Of course I’d be lying if I told you I never gave a care about what people thought of me. I do. In fact, I have a long way to go to be free of the urge to compulsively check how many people have liked my posts on Facebook or retweeted my tweets. (And I'm very grateful you're reading this now!) However I’ve also learnt from wrestling with fear countless times (I’m getting better at winning!) that simply acknowledging our hesitance to let down our guard and reveal ourselves is, in itself, a brave step toward emancipation.

We all yearn for connection. Yet the irony is that we forge the strongest bonds when we let go trying to impress those we seek to connect with.  It's the times we have the courage to confide our disappointments, hurts, heartaches and miss-steps (alas, we all make them) that we open the door to deepening trust and cementing bonds. We may only want to share our happy snaps on Facebook and those bits of our lives that make us look good and like we've got it all together. Yet in our increasingly shallow sound-byte world,  we connect far more deeply through our vulnerabilities than though our victories.

In a world that pressures for conformity, finding the courage to be fully ourselves – owning every aspect of our past, personality and imperfections - is one of the most difficult, frightening and liberating things we can ever do.  Fear of losing our ‘public identity’ can imprison us. Yet our willingness step away from who we think we are supposed to be and to lay our pride and vulnerability on the line for the sake more important things is essential to our success in leadership and life. I'm not talking about wearing your insecurities on your sleeve or bearing your soul to the world. I'm just talking about not letting your fear of losing face sit at the drivers seat of your life. Too often it does.



So let  me ask you a question:

If you decided to let go the need to prove your worth or protect your image, how would it liberate you to make a change or take a chance toward what you want most for yourself - in your relationships, career, leadership, and life?  

John F. Kennedy once said, “Conformity is that jailer of freedom and the enemy of growth.”  This isn’t about being a non-conformist for the sake of it or to prove what a wild renegade you are! That is no more brave than obedient compliance.  It’s about owning the difference your difference makes rather than spending your life trying to morph yourself into whatever flavor of "same" and "special" you think will gain the most glory, build the biggest brand or minimize the chance of criticism. After all, when all you do is try to conform, all you offer is conformity, depriving the world of the full quota of potential, passion, personality and perspective that you have to bring.
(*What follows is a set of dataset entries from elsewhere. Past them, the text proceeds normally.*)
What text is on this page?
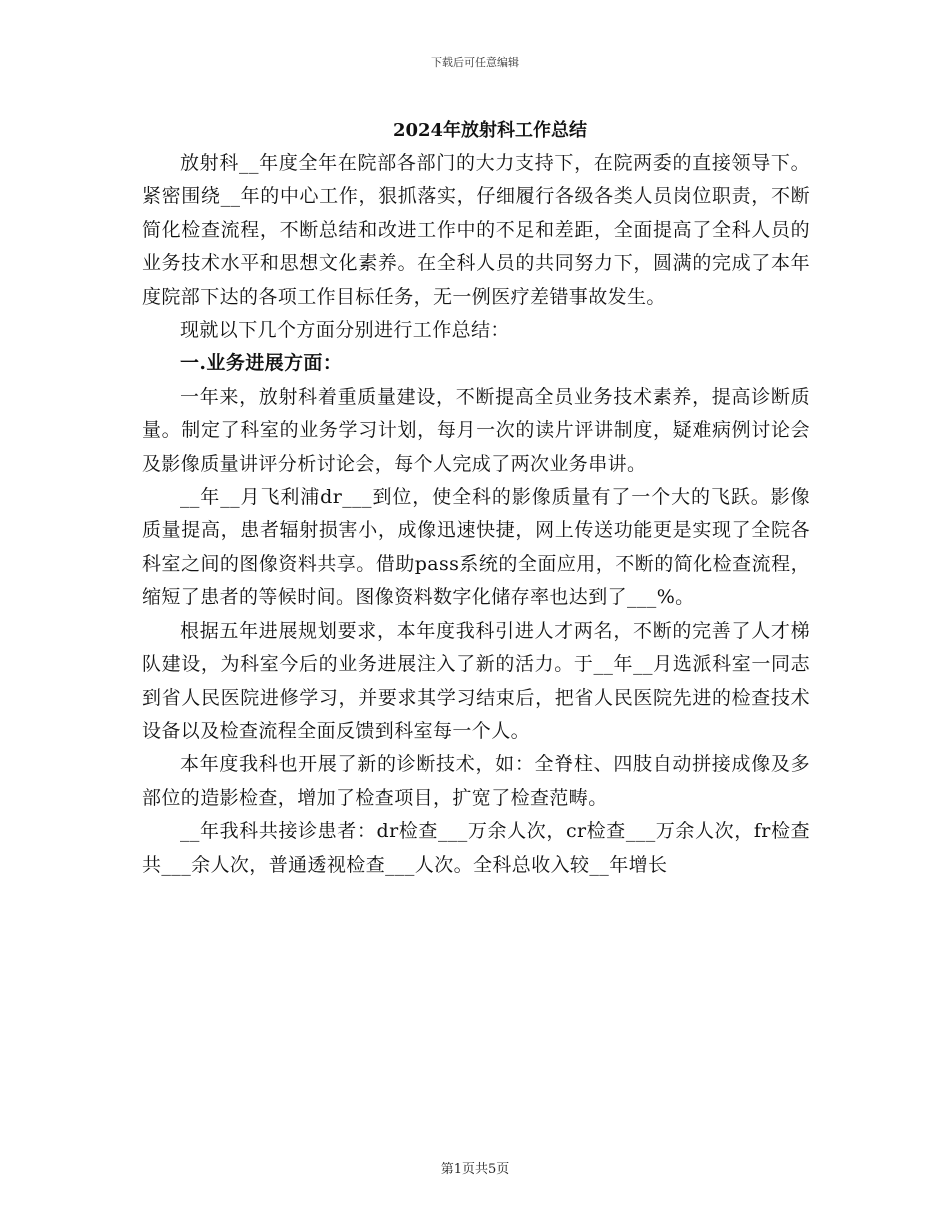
下载后可任意编辑
2024年放射科工作总结

放射科__年度全年在院部各部门的大力支持下，在院两委的直接领导下。紧密围绕__年的中心工作，狠抓落实，仔细履行各级各类人员岗位职责，不断简化检查流程，不断总结和改进工作中的不足和差距，全面提高了全科人员的业务技术水平和思想文化素养。在全科人员的共同努力下，圆满的完成了本年度院部下达的各项工作目标任务，无一例医疗差错事故发生。

现就以下几个方面分别进行工作总结：

一.业务进展方面：

一年来，放射科着重质量建设，不断提高全员业务技术素养，提高诊断质量。制定了科室的业务学习计划，每月一次的读片评讲制度，疑难病例讨论会及影像质量讲评分析讨论会，每个人完成了两次业务串讲。

__年__月飞利浦dr___到位，使全科的影像质量有了一个大的飞跃。影像质量提高，患者辐射损害小，成像迅速快捷，网上传送功能更是实现了全院各科室之间的图像资料共享。借助pass系统的全面应用，不断的简化检查流程，缩短了患者的等候时间。图像资料数字化储存率也达到了___%。

根据五年进展规划要求，本年度我科引进人才两名，不断的完善了人才梯队建设，为科室今后的业务进展注入了新的活力。于__年__月选派科室一同志到省人民医院进修学习，并要求其学习结束后，把省人民医院先进的检查技术设备以及检查流程全面反馈到科室每一个人。

本年度我科也开展了新的诊断技术，如：全脊柱、四肢自动拼接成像及多部位的造影检查，增加了检查项目，扩宽了检查范畴。

__年我科共接诊患者：dr检查___万余人次，cr检查___万余人次，fr检查共___余人次，普通透视检查___人次。全科总收入较__年增长

第1页共5页
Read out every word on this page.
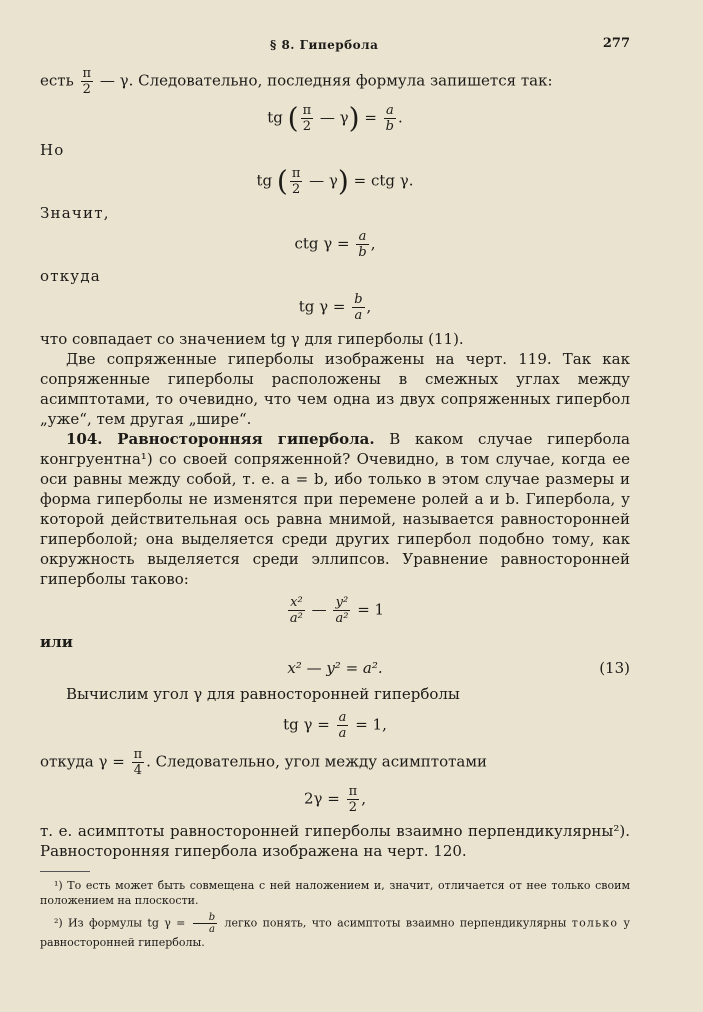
§ 8. Гипербола	277

есть $\frac{\pi}{2}$ — γ. Следовательно, последняя формула запишется так:

tg ( $\frac{\pi}{2}$ — $\gamma) = \frac{a}{b}$ .

Но

tg ( $\frac{\pi}{2}$ — γ) = ctg γ.

Значит,

ctg $\gamma = \frac{a}{b}$ ,

откуда

tg $\gamma = \frac{b}{a}$ ,

что совпадает со значением tg γ для гиперболы (11).

Две сопряженные гиперболы изображены на черт. 119. Так как сопряженные гиперболы расположены в смежных углах между асимптотами, то очевидно, что чем одна из двух сопряженных гипербол „уже“, тем другая „шире“.

104. Равносторонняя гипербола. В каком случае гипербола конгруентна¹) со своей сопряженной? Очевидно, в том случае, когда ее оси равны между собой, т. е. a = b, ибо только в этом случае размеры и форма гиперболы не изменятся при перемене ролей a и b. Гипербола, у которой действительная ось равна мнимой, называется равносторонней гиперболой; она выделяется среди других гипербол подобно тому, как окружность выделяется среди эллипсов. Уравнение равносторонней гиперболы таково:

$\frac{\text{x²}}{\text{a²}}$ — $\frac{\text{y²}}{\text{a²}} = 1$

или

x² — y² = a².	(13)

Вычислим угол γ для равносторонней гиперболы

tg $\gamma = \frac{a}{a} = 1$,

откуда $\gamma = \frac{\pi}{4}$ . Следовательно, угол между асимптотами

$2\gamma = \frac{\pi}{2}$ ,

т. е. асимптоты равносторонней гиперболы взаимно перпендикулярны²). Равносторонняя гипербола изображена на черт. 120.

¹) То есть может быть совмещена с ней наложением и, значит, отличается от нее только своим положением на плоскости.

²) Из формулы tg $\gamma = \frac{b}{a}$ легко понять, что асимптоты взаимно перпендикулярны только у равносторонней гиперболы.
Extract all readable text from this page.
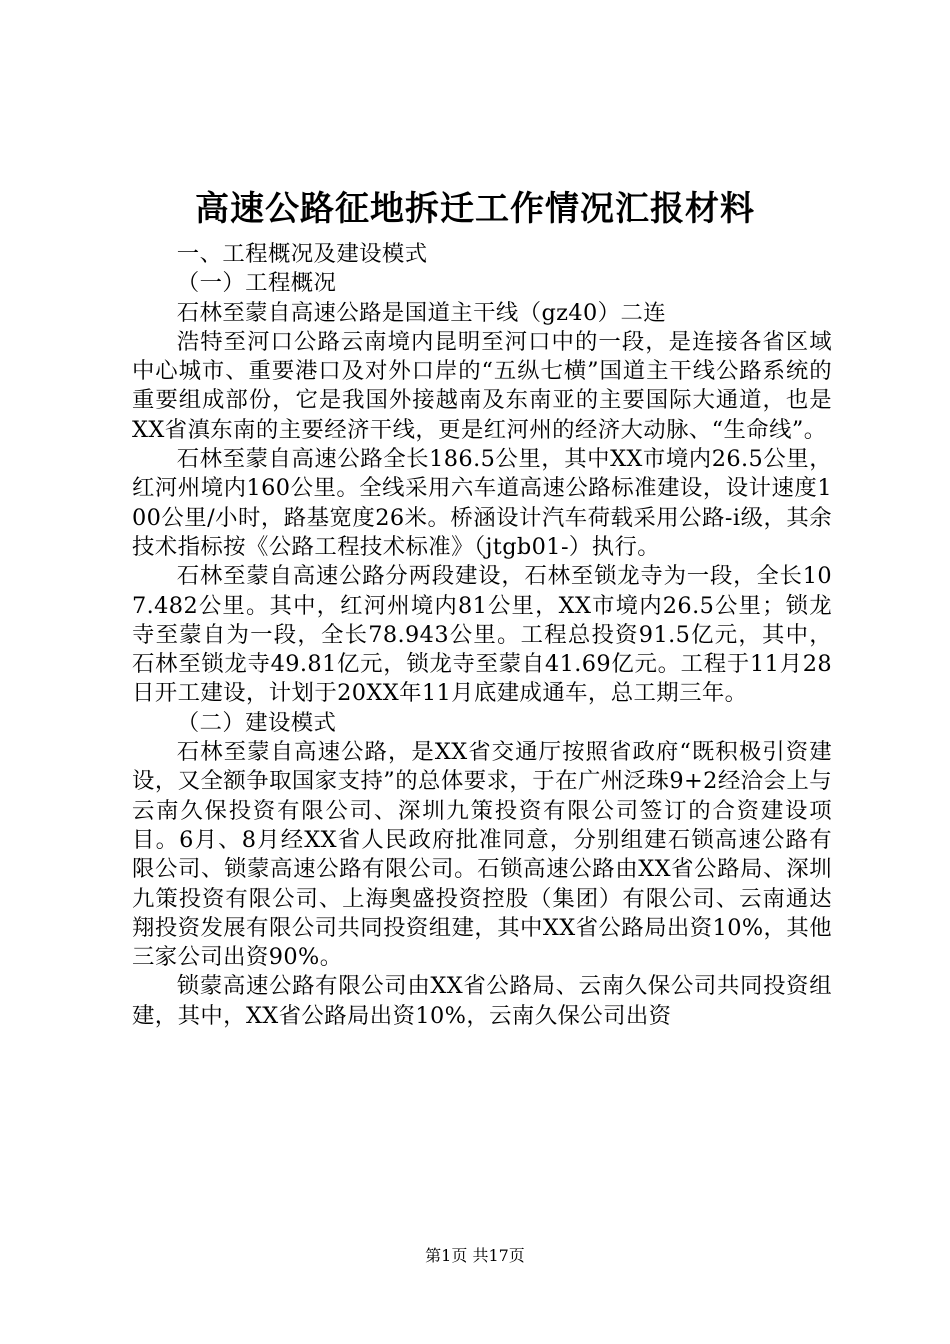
高速公路征地拆迁工作情况汇报材料

一、工程概况及建设模式

（一）工程概况

石林至蒙自高速公路是国道主干线（gz40）二连

浩特至河口公路云南境内昆明至河口中的一段，是连接各省区域中心城市、重要港口及对外口岸的“五纵七横”国道主干线公路系统的重要组成部份，它是我国外接越南及东南亚的主要国际大通道，也是XX省滇东南的主要经济干线，更是红河州的经济大动脉、“生命线”。

石林至蒙自高速公路全长186.5公里，其中XX市境内26.5公里，红河州境内160公里。全线采用六车道高速公路标准建设，设计速度100公里/小时，路基宽度26米。桥涵设计汽车荷载采用公路-ⅰ级，其余技术指标按《公路工程技术标准》（jtgb01-）执行。

石林至蒙自高速公路分两段建设，石林至锁龙寺为一段，全长107.482公里。其中，红河州境内81公里，XX市境内26.5公里；锁龙寺至蒙自为一段，全长78.943公里。工程总投资91.5亿元，其中，石林至锁龙寺49.81亿元，锁龙寺至蒙自41.69亿元。工程于11月28日开工建设，计划于20XX年11月底建成通车，总工期三年。

（二）建设模式

石林至蒙自高速公路，是XX省交通厅按照省政府“既积极引资建设，又全额争取国家支持”的总体要求，于在广州泛珠9+2经洽会上与云南久保投资有限公司、深圳九策投资有限公司签订的合资建设项目。6月、8月经XX省人民政府批准同意，分别组建石锁高速公路有限公司、锁蒙高速公路有限公司。石锁高速公路由XX省公路局、深圳九策投资有限公司、上海奥盛投资控股（集团）有限公司、云南通达翔投资发展有限公司共同投资组建，其中XX省公路局出资10%，其他三家公司出资90%。

锁蒙高速公路有限公司由XX省公路局、云南久保公司共同投资组建，其中，XX省公路局出资10%，云南久保公司出资

第1页 共17页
After winning the Grammy ‘trifecta’ in 2015 (with best new song, record and artist) Sam Smith confided, “It was only when I started to be myself that the music started to flow and people started to listen.”  It’s no small irony that Smith’s fear of not being liked was his biggest roadblock to becoming the star he is today.

The same is true for each of us.

Sure, we’re not all destined for music stardom, but each of us has something unique and magnificent to do in our one-and-only precious life and we can never do it while fear pilots our decisions, driving us to comply to the image of the person we think we are should to be.  Sure, your personal brand is important, but if it’s incongruent with the one-of-a-kind person that you are, it’s likely you’ll never become all you have it within you to be. I mean, how can you blaze your own brightest path if you’re not bringing your bravest self along for the ride?

Yes, it takes a brave person to risk disapproval, step away from the pack, to embrace your imperfection and to own your individuality. Ah yes, that would take someone with a very big heart. But let’s be clear: it takes no bigger heart than the one that beats inside you.

The truth is that in selfie-obsessed culture that celebrates superficiality, people are hungry for those who refuse to surrender to conformity and political correctness. Whatever you think of President Trump, his ascension to the White House shows just how hungry millions of American voters were for someone who didn't vanilla down what he thought so as not to cause offence.   Accordingly,  it is those who have the courage to embrace their difference, to speak their truth and show up fully who make the biggest impact on those around them and grow their influence as leaders.  They may not always have the following of the Kardashians or gain the power of Trump, but they have the respect of those who matter.

So how you put all of this in to practice? Daily. Hourly. One small brave decision at a time: to lower your mask, embrace your difference and, quite simply, to be yourself.

As you bring more of yourself to your work and those you encounter along the way, you’ll deepen the relationships you care about most and build news ones that open doors of opportunity that would have remained closed otherwise.  Most important of all, you’ll embolden others to do the same - lower the walls they’ve built to protect and the masks they’ve worn to impress, and to bring more of themselves to how to work, live, love and lead.

Of all the wisdom ever written on the importance of being oneself, I think the best comes from the Cat in the Hat, courtesy of the beloved Dr Seuss.

“Be who you are and say what you feel, because those who mind don’t matter and those who matter don’t mind.”